Non si tratta solo delle parole di un disoccupato stanco: l’appello di Torto a intervenire si è inserito negli sviluppi della procedura di infrazione contro l’Italia in corso già dal 2006 per il recepimento della direttiva 2000/78 sul lavoro dei disabili.

D’altra parte anche i dati forniti dalla Federazione Italiana per il Superamento dell’Handicap parlano chiaro. In Italia lavora circa il 16% dei disabili (circa 300mila individui), contro il 49,9% del totale della popolazione; solo l’11% delle persone con limitazioni funzionali che lavorano ha trovato occupazione attraverso un Centro pubblico per l’impiego; le persone con limitazioni funzionali che sono inattive rappresentano una quota quasi doppia rispetto a quella osservata nell’intera popolazione (l’81,2% contro il 45,4%). Davvero un quadro non lusinghiero per uno degli Stati che ha contribuito attivamente alla stesura della Convenzione ONU sui Diritti delle Persone con Disabilità.

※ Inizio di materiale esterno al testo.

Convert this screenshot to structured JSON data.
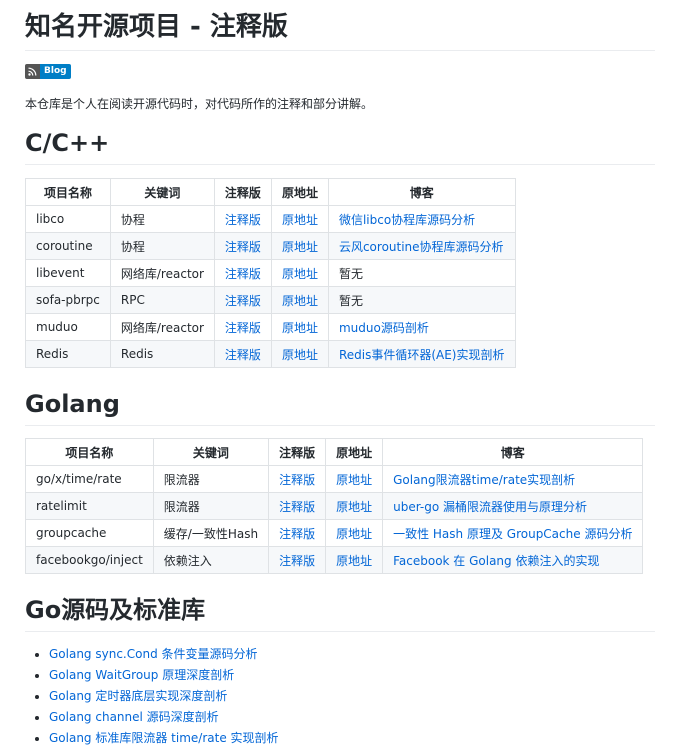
{
  "page": {
    "title": "知名开源项目 - 注释版",
    "badge_label": "Blog",
    "intro": "本仓库是个人在阅读开源代码时，对代码所作的注释和部分讲解。"
  },
  "sections": {
    "cpp": {
      "heading": "C/C++",
      "headers": [
        "项目名称",
        "关键词",
        "注释版",
        "原地址",
        "博客"
      ],
      "rows": [
        [
          "libco",
          "协程",
          "注释版",
          "原地址",
          "微信libco协程库源码分析"
        ],
        [
          "coroutine",
          "协程",
          "注释版",
          "原地址",
          "云风coroutine协程库源码分析"
        ],
        [
          "libevent",
          "网络库/reactor",
          "注释版",
          "原地址",
          "暂无"
        ],
        [
          "sofa-pbrpc",
          "RPC",
          "注释版",
          "原地址",
          "暂无"
        ],
        [
          "muduo",
          "网络库/reactor",
          "注释版",
          "原地址",
          "muduo源码剖析"
        ],
        [
          "Redis",
          "Redis",
          "注释版",
          "原地址",
          "Redis事件循环器(AE)实现剖析"
        ]
      ]
    },
    "golang": {
      "heading": "Golang",
      "headers": [
        "项目名称",
        "关键词",
        "注释版",
        "原地址",
        "博客"
      ],
      "rows": [
        [
          "go/x/time/rate",
          "限流器",
          "注释版",
          "原地址",
          "Golang限流器time/rate实现剖析"
        ],
        [
          "ratelimit",
          "限流器",
          "注释版",
          "原地址",
          "uber-go 漏桶限流器使用与原理分析"
        ],
        [
          "groupcache",
          "缓存/一致性Hash",
          "注释版",
          "原地址",
          "一致性 Hash 原理及 GroupCache 源码分析"
        ],
        [
          "facebookgo/inject",
          "依赖注入",
          "注释版",
          "原地址",
          "Facebook 在 Golang 依赖注入的实现"
        ]
      ]
    },
    "gostd": {
      "heading": "Go源码及标准库",
      "items": [
        "Golang sync.Cond 条件变量源码分析",
        "Golang WaitGroup 原理深度剖析",
        "Golang 定时器底层实现深度剖析",
        "Golang channel 源码深度剖析",
        "Golang 标准库限流器 time/rate 实现剖析"
      ]
    }
  },
  "colors": {
    "link": "#0366d6",
    "text": "#24292e",
    "border": "#dfe2e5",
    "stripe": "#f6f8fa",
    "badge_left": "#555555",
    "badge_right": "#007ec6"
  },
  "icons": {
    "badge_icon": "rss-icon"
  }
}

La sentenza della Corte di Lussemburgo giunge peraltro al momento più appropriato: comincia oggi a Bologna la IV Conferenza Nazionale sulle Politiche della Disabilità indetta dal Ministero del Lavoro e delle Politiche Sociali. Quale migliore occasione per discutere dei correttivi da apportare alla normativa in materia? Magari sarebbe opportuno ricordare al legislatore l’art. 4 della Costituzione, secondo il quale “La Repubblica riconosce a tutti i cittadini il diritto al lavoro e promuove le condizioni che rendano effettivo questo diritto”. E se non si vuole osare tanto, ribadire l’importanza del lavoro non solo per garantire il fabbisogno di ogni individuo e la sua realizzazione, ma anche quale strumento di conoscenza degli altri, e di reciproco scambio e arricchimento.